LOOKING AT WOMEN, LOOKING AT WAR by Victoria Amelia - Spotlight
A new book follows photographer, Victoria Amelia documenting the War in Ukraine. LOOKING AT WOMEN, LOOKING AT WAR (StMartinsPress) is a diary of war and justice.
When Russia invaded Ukraine on February 24, 2022, Victoria Amelina was busy writing a novel, taking part in the country’s literary scene, and parenting her son. Now she became someone new: a war crimes researcher and the chronicler of extraordinary women like herself who joined the resistance. These heroines include Evgenia, a prominent lawyer turned soldier, Oleksandra, who documented tens of thousands of war crimes and won a Nobel Peace Prize in 2022, and Yulia, a librarian who helped uncover the abduction and murder of a children’s book author.
Everyone in Ukraine knew that Amelina was documenting the war.
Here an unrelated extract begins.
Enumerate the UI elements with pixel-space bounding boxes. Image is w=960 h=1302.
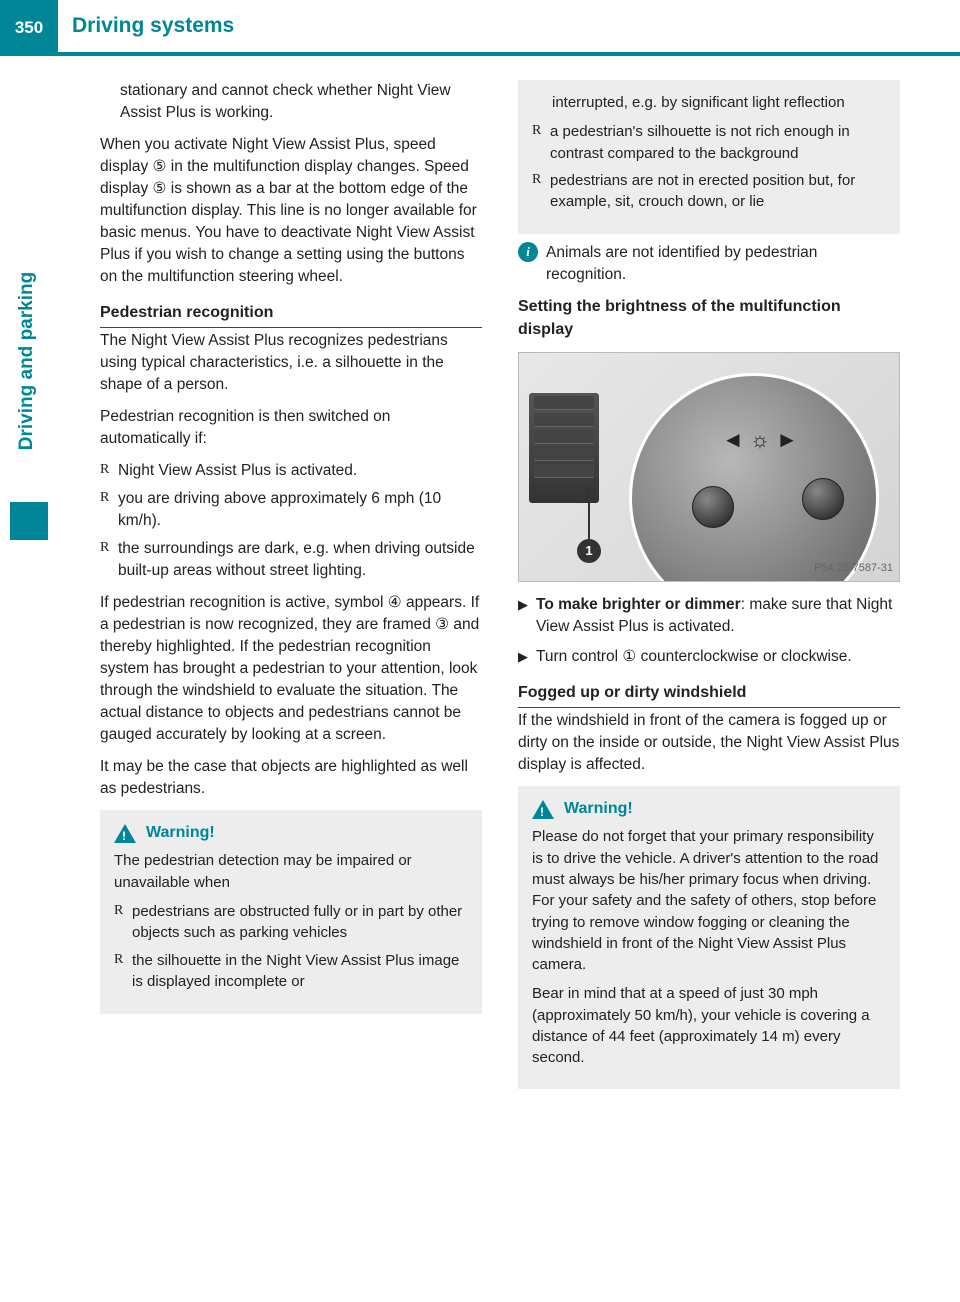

She photographed the ruins of schools and cultural centers; she recorded the testimonies of survivors and eyewitnesses to atrocities. And she slowly turned back into a storyteller, writing what would become this book.
On the evening of June 27th, 2023, Amelina and three international writers stopped for dinner in the embattled Donetsk region. When a Russian cruise missile hit the restaurant, Amelina suffered grievous head injuries, and lost consciousness. She died on July 1st. She was thirty-seven. She left behind an incredible account of the ravages of war and the cost of resistance. Honest, intimate, and wry, this book will be celebrated as a classic.
“Victoria Amelina was a celebrated Ukrainian author who turned her distinct and powerful voice to investigate and expose war crimes after the full scale military invasion of Ukraine in February 2022,” said Polina Sadovskaya, Eurasia director at PEN America. “She brought a literary sensibility to her work and her elegant prose described, with forensic precision, the devastating impact of these human rights violations on the lives of Ukrainians.”
Amelina was born Jan. 1, 1986, in Lviv. In 2014 she published her first novel, “The November Syndrome, or Homo Compatiens,” which was shortlisted for the Ukrainian Valeriy Shevchuk Prize.
She went on to write two award-winning children’s books, “Somebody, or Waterheart” and another novel, “Storie-e-es of Eka the Excavator.” In 2017, her novel, “Dom’s Dream Kingdom,” received national and international accolades — including the UNESCO City of Literature Prize and the European Union Prize for Literature.
A popular young writer, her fiction and essays have been translated into many languages, including English, Polish, Italian, German, Croatian, Dutch, Czech, and Hungarian.
Amelina's life was cut short, at thirty-seven when a Russian missile exploded in a popular restaurant area frequented by journalists. Days later she died from head injuries suffered.